3. Receiving health care in New York is unsafe.

  • An independent rating organization, Health Grades Inc., gives New York abysmal grades – ranking New York’s patient safety record 49th out of the 50 states, and grading the safety records of 47 percent of New York’s hospitals among the nation’s worst 15 percent.
  • New Yorkers suffer from an unconscionable frequency of inexcusable errors, such as surgeries on the wrong body part or, even, the wrong patient. Meanwhile, adverse events in hospitals have claimed the lives of more than 550 New Yorkers a year since 1999 – and those are just the cases identified by a reporting system that notoriously undercounts incidents.
  • The state’ s oversight of physicians is woefully inadequate. New Y ork’ s comptroller found that the state’s Office of Professional Medical Conduct (OPMC) failed to investigate about 175 doctors for whom investigations should have been triggered based on the agency’s existing criteria. Moreover, the comptroller found that the agency’s criteria for initiating investigations are too narrow and should be broadened.
  • A sliver of doctors are responsible for nearly half of the dollars paid out for medical malpractice in New York. Physicians who made three or more malpractice payments between 1990 and 2006 – accounting for no more than 4 percent of New York’s doctors – were responsible for nearly half (49.6 percent) of medical malpractice dollars paid out on behalf of doctors in the time period. Only 10.8 percent of these physicians experienced disciplinary action affecting their license to practice.
  • About 1 percent of the state’s doctors are in a program for those physicians who are unable to obtain commercial insurance. These doctors have made such staggering malpractice payments that they are chiefly responsible for the program’s losses of more than $500 million this decade. These losses, which commercial insurers must absorb on a shared basis, are largely responsible for the financial troubles the state’s insurers are facing.
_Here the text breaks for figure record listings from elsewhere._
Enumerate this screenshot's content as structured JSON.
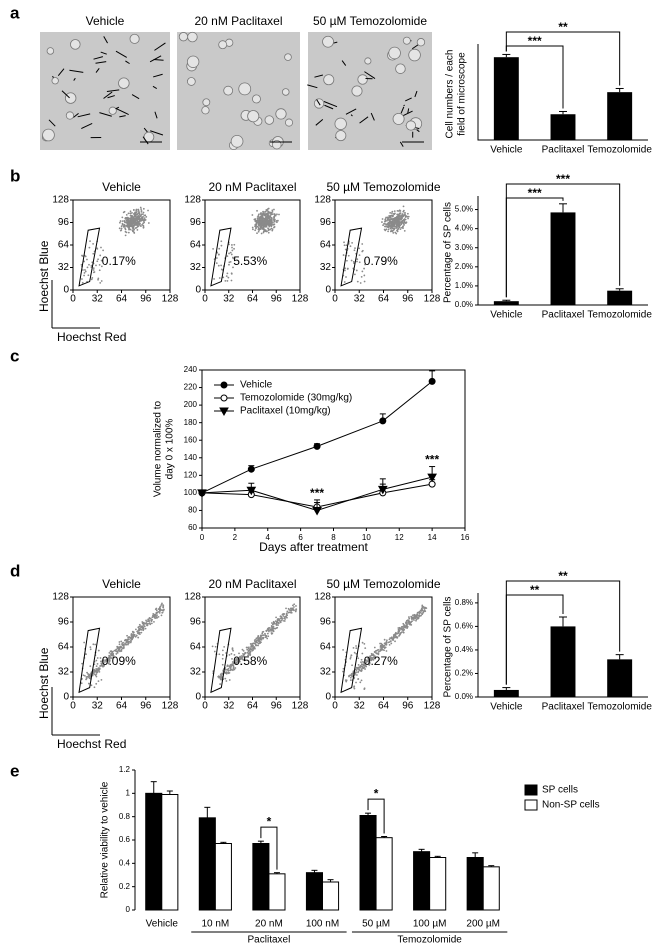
{
  "panel_letters": [
    "a",
    "b",
    "c",
    "d",
    "e"
  ],
  "micrographs": {
    "titles": [
      "Vehicle",
      "20 nM Paclitaxel",
      "50 µM Temozolomide"
    ]
  },
  "flow_panels": [
    {
      "xlabel": "Hoechst Red",
      "ylabel": "Hoechst Blue",
      "ticks": [
        0,
        32,
        64,
        96,
        128
      ],
      "plots": [
        {
          "title": "Vehicle",
          "gate_label": "0.17%"
        },
        {
          "title": "20 nM Paclitaxel",
          "gate_label": "5.53%"
        },
        {
          "title": "50 µM Temozolomide",
          "gate_label": "0.79%"
        }
      ]
    },
    {
      "xlabel": "Hoechst Red",
      "ylabel": "Hoechst Blue",
      "ticks": [
        0,
        32,
        64,
        96,
        128
      ],
      "plots": [
        {
          "title": "Vehicle",
          "gate_label": "0.09%"
        },
        {
          "title": "20 nM Paclitaxel",
          "gate_label": "0.58%"
        },
        {
          "title": "50 µM Temozolomide",
          "gate_label": "0.27%"
        }
      ]
    }
  ],
  "chart_data": [
    {
      "type": "bar",
      "ylabel": [
        "Cell numbers / each",
        "field of microscope"
      ],
      "categories": [
        "Vehicle",
        "Paclitaxel",
        "Temozolomide"
      ],
      "values": [
        90,
        28,
        52
      ],
      "errors": [
        3,
        3,
        4
      ],
      "color": "#000000",
      "ylim": [
        0,
        100
      ],
      "annotations": [
        "***",
        "**"
      ]
    },
    {
      "type": "bar",
      "ylabel": [
        "Percentage of SP cells"
      ],
      "categories": [
        "Vehicle",
        "Paclitaxel",
        "Temozolomide"
      ],
      "values": [
        0.2,
        4.85,
        0.75
      ],
      "errors": [
        0.05,
        0.45,
        0.1
      ],
      "color": "#000000",
      "ylim": [
        0,
        5.5
      ],
      "yticks": [
        {
          "value": 0,
          "label": "0.0%"
        },
        {
          "value": 1,
          "label": "1.0%"
        },
        {
          "value": 2,
          "label": "2.0%"
        },
        {
          "value": 3,
          "label": "3.0%"
        },
        {
          "value": 4,
          "label": "4.0%"
        },
        {
          "value": 5,
          "label": "5.0%"
        }
      ],
      "annotations": [
        "***",
        "***"
      ]
    },
    {
      "type": "line",
      "xlabel": "Days after treatment",
      "ylabel": [
        "Volume normalized to",
        "day 0 x 100%"
      ],
      "x": [
        0,
        3,
        7,
        11,
        14
      ],
      "xlim": [
        0,
        16
      ],
      "xticks": [
        0,
        2,
        4,
        6,
        8,
        10,
        12,
        14,
        16
      ],
      "ylim": [
        60,
        240
      ],
      "yticks": [
        60,
        80,
        100,
        120,
        140,
        160,
        180,
        200,
        220,
        240
      ],
      "series": [
        {
          "name": "Vehicle",
          "marker": "circle",
          "color": "#000000",
          "values": [
            100,
            127,
            153,
            182,
            227
          ],
          "errors": [
            0,
            4,
            3,
            8,
            12
          ]
        },
        {
          "name": "Temozolomide (30mg/kg)",
          "marker": "circle",
          "color": "#ffffff",
          "values": [
            100,
            98,
            84,
            100,
            110
          ],
          "errors": [
            0,
            3,
            5,
            10,
            5
          ]
        },
        {
          "name": "Paclitaxel (10mg/kg)",
          "marker": "triangle",
          "color": "#000000",
          "values": [
            100,
            103,
            80,
            104,
            118
          ],
          "errors": [
            0,
            8,
            12,
            12,
            12
          ]
        }
      ],
      "annotations": [
        "***",
        "***"
      ]
    },
    {
      "type": "bar",
      "ylabel": [
        "Percentage of SP cells"
      ],
      "categories": [
        "Vehicle",
        "Paclitaxel",
        "Temozolomide"
      ],
      "values": [
        0.06,
        0.6,
        0.32
      ],
      "errors": [
        0.02,
        0.08,
        0.04
      ],
      "color": "#000000",
      "ylim": [
        0,
        0.85
      ],
      "yticks": [
        {
          "value": 0,
          "label": "0.0%"
        },
        {
          "value": 0.2,
          "label": "0.2%"
        },
        {
          "value": 0.4,
          "label": "0.4%"
        },
        {
          "value": 0.6,
          "label": "0.6%"
        },
        {
          "value": 0.8,
          "label": "0.8%"
        }
      ],
      "annotations": [
        "**",
        "**"
      ]
    },
    {
      "type": "grouped_bar",
      "ylabel": [
        "Relative viability to vehicle"
      ],
      "categories": [
        "Vehicle",
        "10 nM",
        "20 nM",
        "100 nM",
        "50 µM",
        "100 µM",
        "200 µM"
      ],
      "group_labels": [
        "Paclitaxel",
        "Temozolomide"
      ],
      "ylim": [
        0,
        1.2
      ],
      "yticks": [
        0,
        0.2,
        0.4,
        0.6,
        0.8,
        1,
        1.2
      ],
      "series": [
        {
          "name": "SP cells",
          "color": "#000000",
          "values": [
            1.0,
            0.79,
            0.57,
            0.32,
            0.81,
            0.5,
            0.45
          ],
          "errors": [
            0.1,
            0.09,
            0.02,
            0.02,
            0.02,
            0.02,
            0.04
          ]
        },
        {
          "name": "Non-SP cells",
          "color": "#ffffff",
          "values": [
            0.99,
            0.57,
            0.31,
            0.24,
            0.62,
            0.45,
            0.37
          ],
          "errors": [
            0.03,
            0.01,
            0.01,
            0.02,
            0.01,
            0.01,
            0.01
          ]
        }
      ],
      "annotations": [
        "*",
        "*"
      ]
    }
  ]
}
    4. New York’s population of doctors is flourishing.

    • New York’s population of physicians is at an all-time high by numerous measures and its number of doctors in training is by far the highest in the country, with half- again as many residents and fellows as California and more than twice as many as any other state.
    • The state’s slight drop in obstetricians between 2000 and 2005 was less than the decline in the state’s birthrate over the same time period.

5. New York doctors’ incomes will likely be unaffected by rising insurance premiums.

• Researchers have found that premiums consistently make up only a small percentage of doctors’ total expenses and that rising premiums have not, historically, depressed physicians’ incomes.

Recommendations

We have a series of recommendations, which should not be treated as comprehensive. They are summarized here:

  • In a manner consistent with other health priorities, New York should refund the nearly $700 million it siphoned from the rainy-day fund of the insurance pool for high-risk doctors;
  • The state should consider steps to prevent future boom-bust cycles in the malpractice insurance industry, such as setting a minimum annual rate increase indexed to inflation;
  • The state should make a top priority of improving patient-safety;
  • The state should improve its woeful oversight of physicians; and
  • The state should take a hard look at the records of doctors who are unable to obtain commercial insurance. Malpractice payments by these physicians (who account for fewer than 1 percent of the state’s doctors) are largely responsible for the bind that New York finds itself in today.